The contralateral superior articular process and the upper lamina can be decompressed without nerve damage by undercutting the thick bony structure with burrs and the ultrasonic bone cutter. Then a small curette or a rongeur can be used to remove the remaining thin bony structures. These procedures are possible with clear vision under continuous saline irrigation.
In foraminal stenosis, the out-in approach starting at the extraforaminal area under wide and clear view is important.
Preoperative CT scan and a foraminal-view MRI can be studied to find out the feasibility of this technique in an individual patient.
Specific intraoperative considerations
Saline irrigation pump is monitored to keep between 25 and 30 mmHg, depending on the patient’s condition to prevent increase of the epidural hydrostatic pressure and ICP with infusion of saline into the epidural space
Dural tears can be prevented by frequent piecemeal detachments of ligamentum flavum from the adhesed dura with saline irrigation into the potential space
Surgical drains are inserted and kept for 24 h after surgery until spontaneous bleeding is controlled. A muscle balance physiotherapy staged regimen is recommended on the second day following surgery.
Specific perioperative considerations (pre and postop workup, instructions for the postop care)
Routinely check pre- and postoperative CT and MRI scans for thorough evaluation of the main pathology related to the patient’s symptoms. Patients should be counseled that there is likely to be some numbness or tingling over the dermatome of the nerve operated on, and neuroleptics may be prescribed until the symptoms subside.
Lamina and foramen are distracted in prone, flexed position
Two entry points are determined under fluoroscope
Two approaches are possible, depending on the lesion site. The posterior approach is used for central and lateral recess stenosis. The posterolateral approach is chosen for foraminal stenosis.
In case of foraminal stenosis, initially decompress the superior articular process and then decompress the herniated disc and bony spurs around the foramen. Be careful not to damage the exiting nerve.
Preserve multifidus muscles by going through the intermuscular septum without crushing or over-retraction injury.
Determine biportal entry points to get a wide-angle view with variable access angle according to the lesion.
Clear vision can be obtained under continuous saline irrigation.
Hydrostatic pressure of an irrigation pump is monitored and kept between 25 and 30 mmHg to prevent an increase of epidural hydrostatic pressure and subsequent increase of ICP.

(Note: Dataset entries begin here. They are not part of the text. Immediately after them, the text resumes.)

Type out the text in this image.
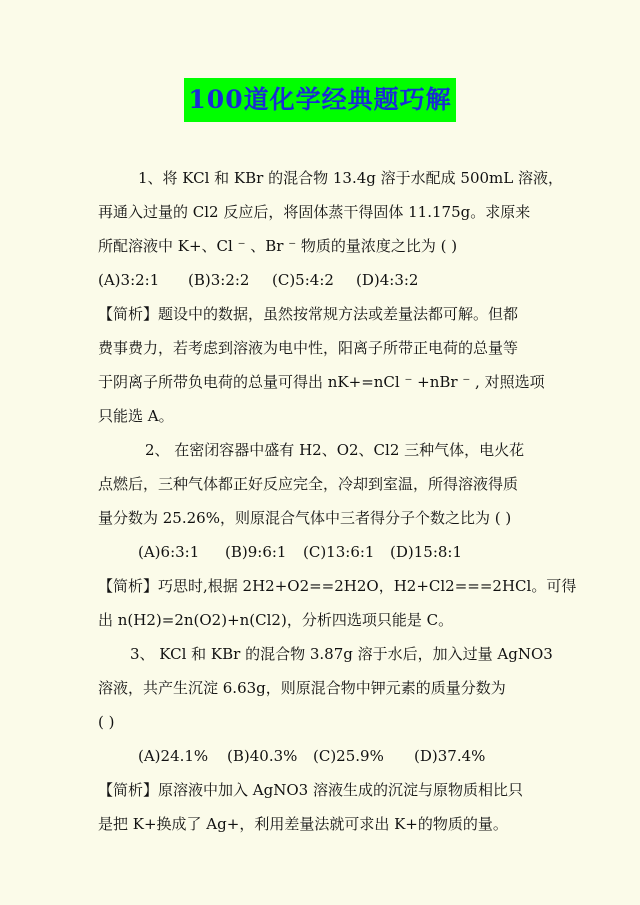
100道化学经典题巧解
1、将 KCl 和 KBr 的混合物 13.4g 溶于水配成 500mL 溶液，
再通入过量的 Cl2 反应后，将固体蒸干得固体 11.175g。求原来
所配溶液中 K+、Cl ⁻ 、Br ⁻ 物质的量浓度之比为 ( )
(A)3:2:1 (B)3:2:2 (C)5:4:2 (D)4:3:2
【简析】题设中的数据，虽然按常规方法或差量法都可解。但都
费事费力，若考虑到溶液为电中性，阳离子所带正电荷的总量等
于阴离子所带负电荷的总量可得出 nK+=nCl ⁻ +nBr ⁻ , 对照选项
只能选 A。
2、 在密闭容器中盛有 H2、O2、Cl2 三种气体，电火花
点燃后，三种气体都正好反应完全，冷却到室温，所得溶液得质
量分数为 25.26%，则原混合气体中三者得分子个数之比为 ( )
(A)6:3:1 (B)9:6:1 (C)13:6:1 (D)15:8:1
【简析】巧思时,根据 2H2+O2==2H2O，H2+Cl2===2HCl。可得
出 n(H2)=2n(O2)+n(Cl2)，分析四选项只能是 C。
3、 KCl 和 KBr 的混合物 3.87g 溶于水后，加入过量 AgNO3
溶液，共产生沉淀 6.63g，则原混合物中钾元素的质量分数为
( )
(A)24.1% (B)40.3% (C)25.9% (D)37.4%
【简析】原溶液中加入 AgNO3 溶液生成的沉淀与原物质相比只
是把 K+换成了 Ag+，利用差量法就可求出 K+的物质的量。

Free handling of surgical instruments such as burr and punch as doing open microsurgery
Easy learning curve for the surgeon who is acquainted with microscopic surgical anatomy
Broad indications: moderate-to-severe spinal stenosis with or without HNP, mild instability
Preserve epidural fat and vessels: Epidural fat can be preserved by the meticulous bleeding control with continuous saline irrigation and radiofrequency bipolar coagulation, without using suction tip over the epidural fat
Compliance with ethical standards
This study protocol was approved by the Research Ethics board in our hospital. All patients signed a written informed consent form that they will be enrolled in this study.
Conflicts of interest
No funding was received for this research.